Add-ons

When does Global Evacuation actually matter?

A short look at the situations where evacuation cover is the difference between an expensive flight and a life-changing one.

19 September 2025 - 5 min read - Expat Healthcare 360 team

Emergency medical transport team preparing support

Global Evacuation and Repatriation cover is sold as an inexpensive add-on, but it can be the most expensive line item in your policy the day you actually need it. Knowing when it earns its keep helps you decide whether to include it.

The clearest case: remote-location emergencies

If you fall seriously ill in a country where the nearest hospital cannot perform the treatment you need, evacuation cover funds an air-ambulance transfer to a facility that can. A medical-jet transfer between Indonesia and Singapore can run into six figures in US dollars before doctor and equipment fees, and the call to authorise it has to happen in hours, not days.
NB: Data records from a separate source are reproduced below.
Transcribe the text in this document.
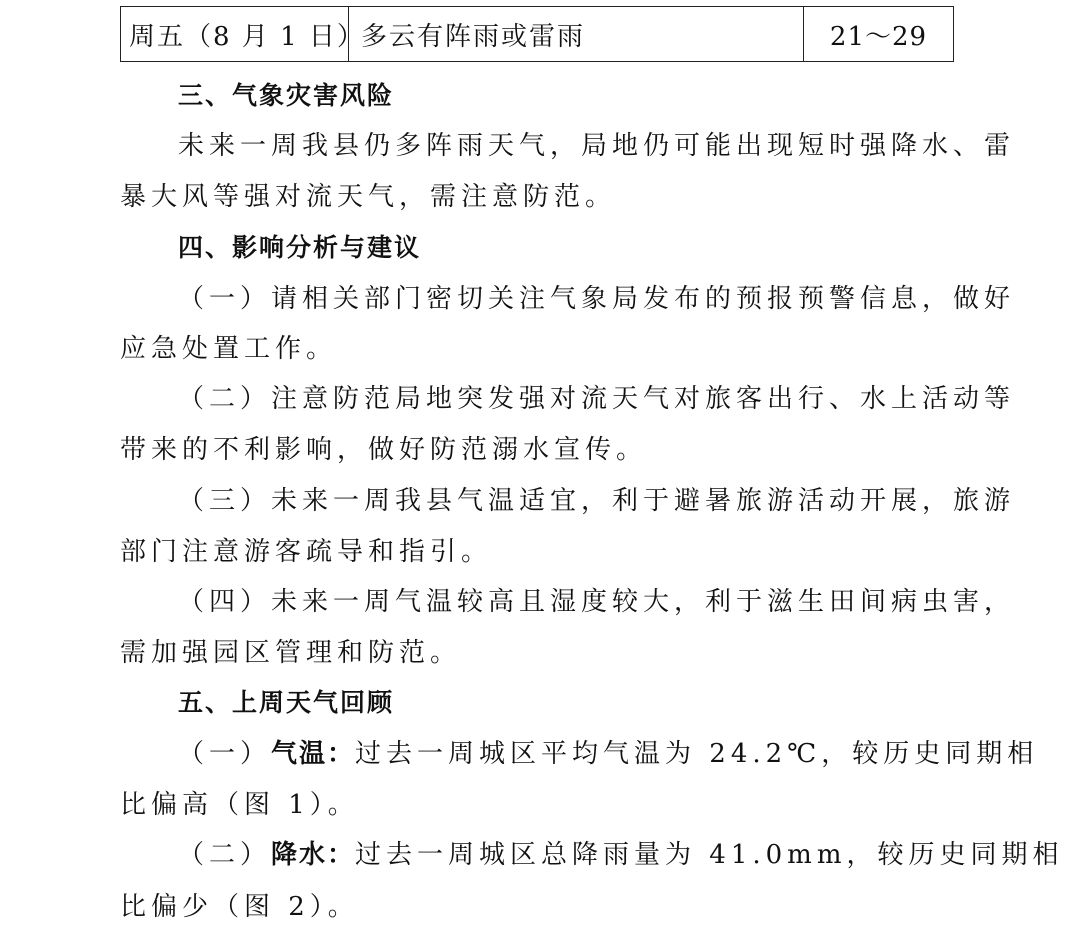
周五（8 月 1 日）
多云有阵雨或雷雨	21～29
三、气象灾害风险
未来一周我县仍多阵雨天气，局地仍可能出现短时强降水、雷
暴大风等强对流天气，需注意防范。
四、影响分析与建议
（一）请相关部门密切关注气象局发布的预报预警信息，做好
应急处置工作。
（二）注意防范局地突发强对流天气对旅客出行、水上活动等
带来的不利影响，做好防范溺水宣传。
（三）未来一周我县气温适宜，利于避暑旅游活动开展，旅游
部门注意游客疏导和指引。
（四）未来一周气温较高且湿度较大，利于滋生田间病虫害，
需加强园区管理和防范。
五、上周天气回顾
（一）气温：过去一周城区平均气温为 24.2℃，较历史同期相
比偏高（图 1）。
（二）降水：过去一周城区总降雨量为 41.0mm，较历史同期相
比偏少（图 2）。
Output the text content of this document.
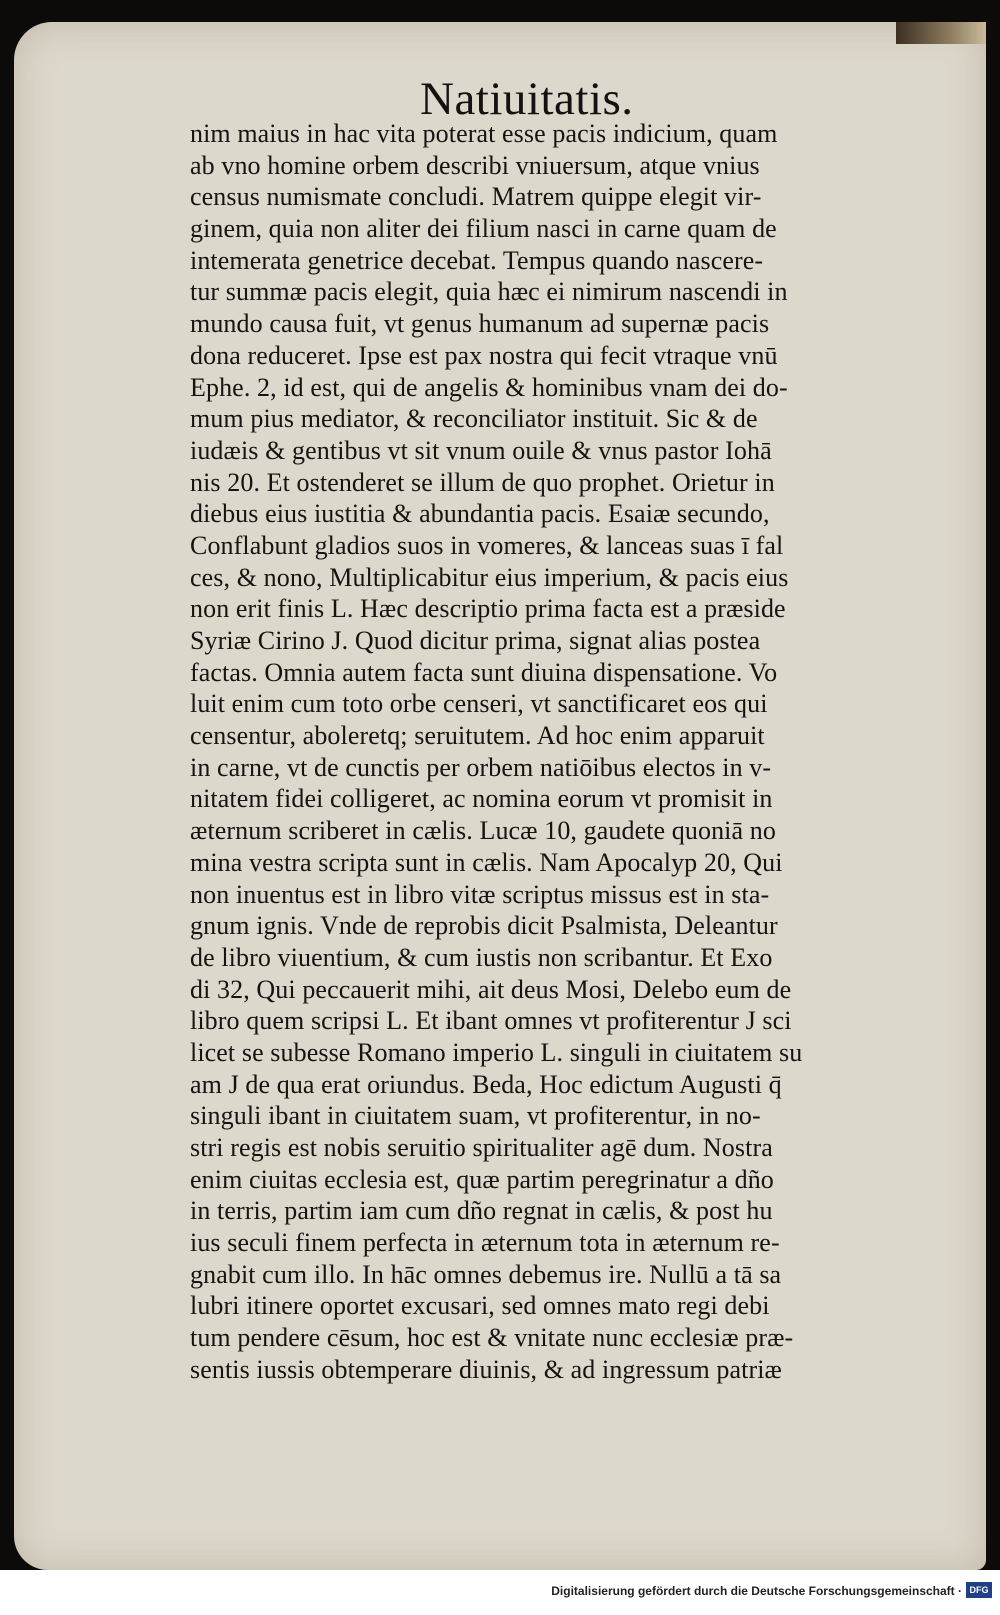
Natiuitatis.
nim maius in hac vita poterat esse pacis indicium, quam
ab vno homine orbem describi vniuersum, atque vnius
census numismate concludi. Matrem quippe elegit vir-
ginem, quia non aliter dei filium nasci in carne quam de
intemerata genetrice decebat. Tempus quando nascere-
tur summæ pacis elegit, quia hæc ei nimirum nascendi in
mundo causa fuit, vt genus humanum ad supernæ pacis
dona reduceret. Ipse est pax nostra qui fecit vtraque vnū
Ephe. 2, id est, qui de angelis & hominibus vnam dei do-
mum pius mediator, & reconciliator instituit. Sic & de
iudæis & gentibus vt sit vnum ouile & vnus pastor Iohā
nis 20. Et ostenderet se illum de quo prophet. Orietur in
diebus eius iustitia & abundantia pacis. Esaiæ secundo,
Conflabunt gladios suos in vomeres, & lanceas suas ī fal
ces, & nono, Multiplicabitur eius imperium, & pacis eius
non erit finis L. Hæc descriptio prima facta est a præside
Syriæ Cirino J. Quod dicitur prima, signat alias postea
factas. Omnia autem facta sunt diuina dispensatione. Vo
luit enim cum toto orbe censeri, vt sanctificaret eos qui
censentur, aboleretq; seruitutem. Ad hoc enim apparuit
in carne, vt de cunctis per orbem natiōibus electos in v-
nitatem fidei colligeret, ac nomina eorum vt promisit in
æternum scriberet in cælis. Lucæ 10, gaudete quoniā no
mina vestra scripta sunt in cælis. Nam Apocalyp 20, Qui
non inuentus est in libro vitæ scriptus missus est in sta-
gnum ignis. Vnde de reprobis dicit Psalmista, Deleantur
de libro viuentium, & cum iustis non scribantur. Et Exo
di 32, Qui peccauerit mihi, ait deus Mosi, Delebo eum de
libro quem scripsi L. Et ibant omnes vt profiterentur J sci
licet se subesse Romano imperio L. singuli in ciuitatem su
am J de qua erat oriundus. Beda, Hoc edictum Augusti q̄
singuli ibant in ciuitatem suam, vt profiterentur, in no-
stri regis est nobis seruitio spiritualiter agē dum. Nostra
enim ciuitas ecclesia est, quæ partim peregrinatur a dño
in terris, partim iam cum dño regnat in cælis, & post hu
ius seculi finem perfecta in æternum tota in æternum re-
gnabit cum illo. In hāc omnes debemus ire. Nullū a tā sa
lubri itinere oportet excusari, sed omnes mato regi debi
tum pendere cēsum, hoc est & vnitate nunc ecclesiæ præ-
sentis iussis obtemperare diuinis, & ad ingressum patriæ
Digitalisierung gefördert durch die Deutsche Forschungsgemeinschaft · DFG
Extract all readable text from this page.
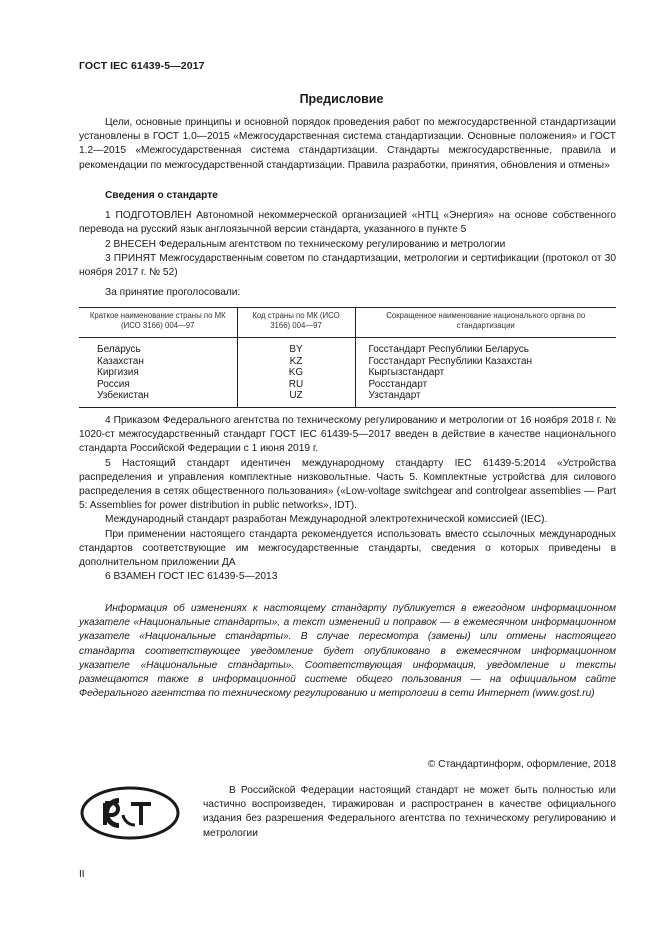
ГОСТ IEC 61439-5—2017
Предисловие
Цели, основные принципы и основной порядок проведения работ по межгосударственной стандартизации установлены в ГОСТ 1.0—2015 «Межгосударственная система стандартизации. Основные положения» и ГОСТ 1.2—2015 «Межгосударственная система стандартизации. Стандарты межгосударственные, правила и рекомендации по межгосударственной стандартизации. Правила разработки, принятия, обновления и отмены»
Сведения о стандарте
1 ПОДГОТОВЛЕН Автономной некоммерческой организацией «НТЦ «Энергия» на основе собственного перевода на русский язык англоязычной версии стандарта, указанного в пункте 5
2 ВНЕСЕН Федеральным агентством по техническому регулированию и метрологии
3 ПРИНЯТ Межгосударственным советом по стандартизации, метрологии и сертификации (протокол от 30 ноября 2017 г. № 52)
За принятие проголосовали:
Краткое наименование страны по МК (ИСО 3166) 004—97	Код страны по МК (ИСО 3166) 004—97	Сокращенное наименование национального органа по стандартизации
Беларусь	BY	Госстандарт Республики Беларусь
Казахстан	KZ	Госстандарт Республики Казахстан
Киргизия	KG	Кыргызстандарт
Россия	RU	Росстандарт
Узбекистан	UZ	Узстандарт
4 Приказом Федерального агентства по техническому регулированию и метрологии от 16 ноября 2018 г. № 1020-ст межгосударственный стандарт ГОСТ IEC 61439-5—2017 введен в действие в качестве национального стандарта Российской Федерации с 1 июня 2019 г.
5 Настоящий стандарт идентичен международному стандарту IEC 61439-5:2014 «Устройства распределения и управления комплектные низковольтные. Часть 5. Комплектные устройства для силового распределения в сетях общественного пользования» («Low-voltage switchgear and controlgear assemblies — Part 5: Assemblies for power distribution in public networks», IDT).
Международный стандарт разработан Международной электротехнической комиссией (IEC).
При применении настоящего стандарта рекомендуется использовать вместо ссылочных международных стандартов соответствующие им межгосударственные стандарты, сведения о которых приведены в дополнительном приложении ДА
6 ВЗАМЕН ГОСТ IEC 61439-5—2013
Информация об изменениях к настоящему стандарту публикуется в ежегодном информационном указателе «Национальные стандарты», а текст изменений и поправок — в ежемесячном информационном указателе «Национальные стандарты». В случае пересмотра (замены) или отмены настоящего стандарта соответствующее уведомление будет опубликовано в ежемесячном информационном указателе «Национальные стандарты». Соответствующая информация, уведомление и тексты размещаются также в информационной системе общего пользования — на официальном сайте Федерального агентства по техническому регулированию и метрологии в сети Интернет (www.gost.ru)
© Стандартинформ, оформление, 2018
В Российской Федерации настоящий стандарт не может быть полностью или частично воспроизведен, тиражирован и распространен в качестве официального издания без разрешения Федерального агентства по техническому регулированию и метрологии
II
The less obvious case: continuity of care

Evacuation cover also funds repatriation if you would prefer to recover at home or with a specific specialist who already knows your case. It is not only for life-threatening emergencies - it is also for situations where being closer to family or your own doctor is the right call.

When it is probably not worth it

If you spend most of the year in major cities with strong tertiary healthcare - London, Berlin, Tokyo, Bangkok - the probability you need a medical evacuation is small. The decision often comes down to lifestyle. Adventure travel, work in remote regions, sailing trips, or stays in countries with limited specialist coverage all tip the balance toward including it.

How to make the call

We include Global Evacuation as a single yearly add-on per person at the same price across every plan tier - so the maths is simple. If a single emergency transfer would wipe out a year of savings for you, include it. If not, you can decide each renewal.